DrupalCon London 2011: SLICK DATA SHARDING: HOW TO DEVELOP SCALABLE DATA APPLICATIONS

Presented by
Tobby Hagler
High-traffic websites that capture a lot of data from users often encounter performance problems when database input becomes a bottleneck. High volume user-submitted content (comments, ratings, form submissions, etc.) is typically stored in a single (master) database, and this creates problems not only for scale but also for replication and useful backups. It becomes important to be able to write these sorts of things to other secondary storage locations. I'll cover how to successfully write to different databases (MySQL and MongoDB) while still use Drupal's APIs and to cover pitfalls and successes.

In addition to scalability, data sharding provides other capabilities. Applications may be developed using Node.js or with other technology, but still needs access to the same data.

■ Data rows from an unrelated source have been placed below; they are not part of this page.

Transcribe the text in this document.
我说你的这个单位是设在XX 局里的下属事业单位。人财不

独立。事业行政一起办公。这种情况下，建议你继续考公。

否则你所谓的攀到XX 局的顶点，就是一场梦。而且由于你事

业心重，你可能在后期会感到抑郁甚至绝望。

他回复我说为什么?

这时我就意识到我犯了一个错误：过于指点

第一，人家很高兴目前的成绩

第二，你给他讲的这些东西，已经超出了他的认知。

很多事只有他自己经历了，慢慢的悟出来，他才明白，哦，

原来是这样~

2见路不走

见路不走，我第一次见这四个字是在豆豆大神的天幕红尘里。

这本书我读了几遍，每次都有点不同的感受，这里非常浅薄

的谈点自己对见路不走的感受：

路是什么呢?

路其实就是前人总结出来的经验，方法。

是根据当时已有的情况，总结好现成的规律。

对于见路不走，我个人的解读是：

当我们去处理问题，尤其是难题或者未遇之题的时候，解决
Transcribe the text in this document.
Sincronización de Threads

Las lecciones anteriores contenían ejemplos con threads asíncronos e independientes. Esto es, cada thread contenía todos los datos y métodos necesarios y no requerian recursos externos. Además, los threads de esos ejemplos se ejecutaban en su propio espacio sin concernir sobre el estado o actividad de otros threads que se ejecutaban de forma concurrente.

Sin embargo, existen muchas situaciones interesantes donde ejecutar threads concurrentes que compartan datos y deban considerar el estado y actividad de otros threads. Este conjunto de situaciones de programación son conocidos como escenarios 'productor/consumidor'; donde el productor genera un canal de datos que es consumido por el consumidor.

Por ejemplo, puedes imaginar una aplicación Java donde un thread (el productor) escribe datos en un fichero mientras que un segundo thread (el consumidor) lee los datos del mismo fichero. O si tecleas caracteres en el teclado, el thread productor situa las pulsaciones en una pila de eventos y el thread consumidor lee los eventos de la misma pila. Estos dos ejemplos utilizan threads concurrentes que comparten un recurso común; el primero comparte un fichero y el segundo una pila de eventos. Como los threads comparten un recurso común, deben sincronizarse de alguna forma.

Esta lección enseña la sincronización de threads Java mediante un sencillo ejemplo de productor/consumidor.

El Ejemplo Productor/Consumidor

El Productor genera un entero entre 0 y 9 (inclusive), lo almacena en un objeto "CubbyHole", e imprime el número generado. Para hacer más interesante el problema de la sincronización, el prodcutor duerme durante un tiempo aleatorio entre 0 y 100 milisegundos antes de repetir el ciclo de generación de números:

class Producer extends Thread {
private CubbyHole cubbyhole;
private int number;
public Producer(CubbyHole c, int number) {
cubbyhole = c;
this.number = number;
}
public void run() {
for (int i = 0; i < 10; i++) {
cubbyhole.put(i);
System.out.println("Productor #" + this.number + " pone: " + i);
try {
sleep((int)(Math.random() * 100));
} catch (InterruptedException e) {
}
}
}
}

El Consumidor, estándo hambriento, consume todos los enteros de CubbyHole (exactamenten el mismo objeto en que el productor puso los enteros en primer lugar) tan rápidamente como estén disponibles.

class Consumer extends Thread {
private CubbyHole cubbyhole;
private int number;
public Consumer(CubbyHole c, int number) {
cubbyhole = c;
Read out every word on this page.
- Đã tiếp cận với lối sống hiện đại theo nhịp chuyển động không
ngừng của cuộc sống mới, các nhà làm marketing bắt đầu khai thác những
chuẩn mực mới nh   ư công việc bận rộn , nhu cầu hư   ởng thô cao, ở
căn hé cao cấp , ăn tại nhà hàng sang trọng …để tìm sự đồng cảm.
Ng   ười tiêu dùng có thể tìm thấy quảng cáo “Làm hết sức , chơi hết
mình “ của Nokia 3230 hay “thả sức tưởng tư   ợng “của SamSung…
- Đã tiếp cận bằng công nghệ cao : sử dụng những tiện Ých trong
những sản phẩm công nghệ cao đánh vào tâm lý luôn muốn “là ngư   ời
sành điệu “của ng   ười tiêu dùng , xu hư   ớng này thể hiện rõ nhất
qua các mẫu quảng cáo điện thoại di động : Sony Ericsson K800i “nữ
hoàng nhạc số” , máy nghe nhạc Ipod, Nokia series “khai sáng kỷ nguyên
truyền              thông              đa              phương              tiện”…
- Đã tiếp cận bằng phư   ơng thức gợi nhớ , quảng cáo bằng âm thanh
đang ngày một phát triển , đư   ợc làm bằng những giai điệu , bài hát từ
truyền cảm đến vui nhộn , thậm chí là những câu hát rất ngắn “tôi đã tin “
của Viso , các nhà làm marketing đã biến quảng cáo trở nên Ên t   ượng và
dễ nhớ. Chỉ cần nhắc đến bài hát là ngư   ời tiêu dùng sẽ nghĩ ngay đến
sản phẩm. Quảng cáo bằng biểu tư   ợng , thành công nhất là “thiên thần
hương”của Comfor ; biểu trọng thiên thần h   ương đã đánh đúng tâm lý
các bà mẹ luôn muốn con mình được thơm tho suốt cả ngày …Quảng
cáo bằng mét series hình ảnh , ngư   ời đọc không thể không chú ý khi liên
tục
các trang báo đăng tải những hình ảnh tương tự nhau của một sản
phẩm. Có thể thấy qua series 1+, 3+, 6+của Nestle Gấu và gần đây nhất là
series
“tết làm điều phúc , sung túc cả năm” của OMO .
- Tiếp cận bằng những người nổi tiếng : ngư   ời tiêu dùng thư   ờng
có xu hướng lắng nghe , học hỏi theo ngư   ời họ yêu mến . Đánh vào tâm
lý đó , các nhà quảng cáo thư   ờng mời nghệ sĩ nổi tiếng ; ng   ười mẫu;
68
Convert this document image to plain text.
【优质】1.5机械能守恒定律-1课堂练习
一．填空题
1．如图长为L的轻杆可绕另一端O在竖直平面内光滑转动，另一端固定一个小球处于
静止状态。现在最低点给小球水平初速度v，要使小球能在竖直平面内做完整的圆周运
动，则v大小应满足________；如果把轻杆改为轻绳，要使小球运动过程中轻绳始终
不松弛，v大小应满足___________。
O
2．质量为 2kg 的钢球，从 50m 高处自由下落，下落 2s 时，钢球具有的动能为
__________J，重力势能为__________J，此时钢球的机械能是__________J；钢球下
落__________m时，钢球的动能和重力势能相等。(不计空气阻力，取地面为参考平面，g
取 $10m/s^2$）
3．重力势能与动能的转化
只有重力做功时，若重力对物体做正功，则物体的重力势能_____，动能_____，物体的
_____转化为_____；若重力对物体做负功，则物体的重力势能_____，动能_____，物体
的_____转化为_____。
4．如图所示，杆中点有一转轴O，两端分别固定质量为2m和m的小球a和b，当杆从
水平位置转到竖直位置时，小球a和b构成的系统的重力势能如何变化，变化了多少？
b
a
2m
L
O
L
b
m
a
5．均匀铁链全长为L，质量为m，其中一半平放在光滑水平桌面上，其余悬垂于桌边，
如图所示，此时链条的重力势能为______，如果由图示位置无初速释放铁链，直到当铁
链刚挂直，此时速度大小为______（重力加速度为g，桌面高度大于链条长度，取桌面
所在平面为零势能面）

With smart data sharding, this becomes possible and even easy.

Intended audience
Developers looking to build large-volume sites who haven't built massive-scale sites before. Developers looking to build complex applications that need to integrate with Drupal, but won't necessarily need to be in Drupal.

Questions answered by this session
What is data sharding, and how does it apply to Drupal sites?

Why MongoDB and how can I use it?

How can I use a secondary MySQL database (or database cluster)?

But Drupal's APIs give me what functionality I need. How can I do all of this without reinventing the wheel?

Besides scale, what other advantages do these techniques have?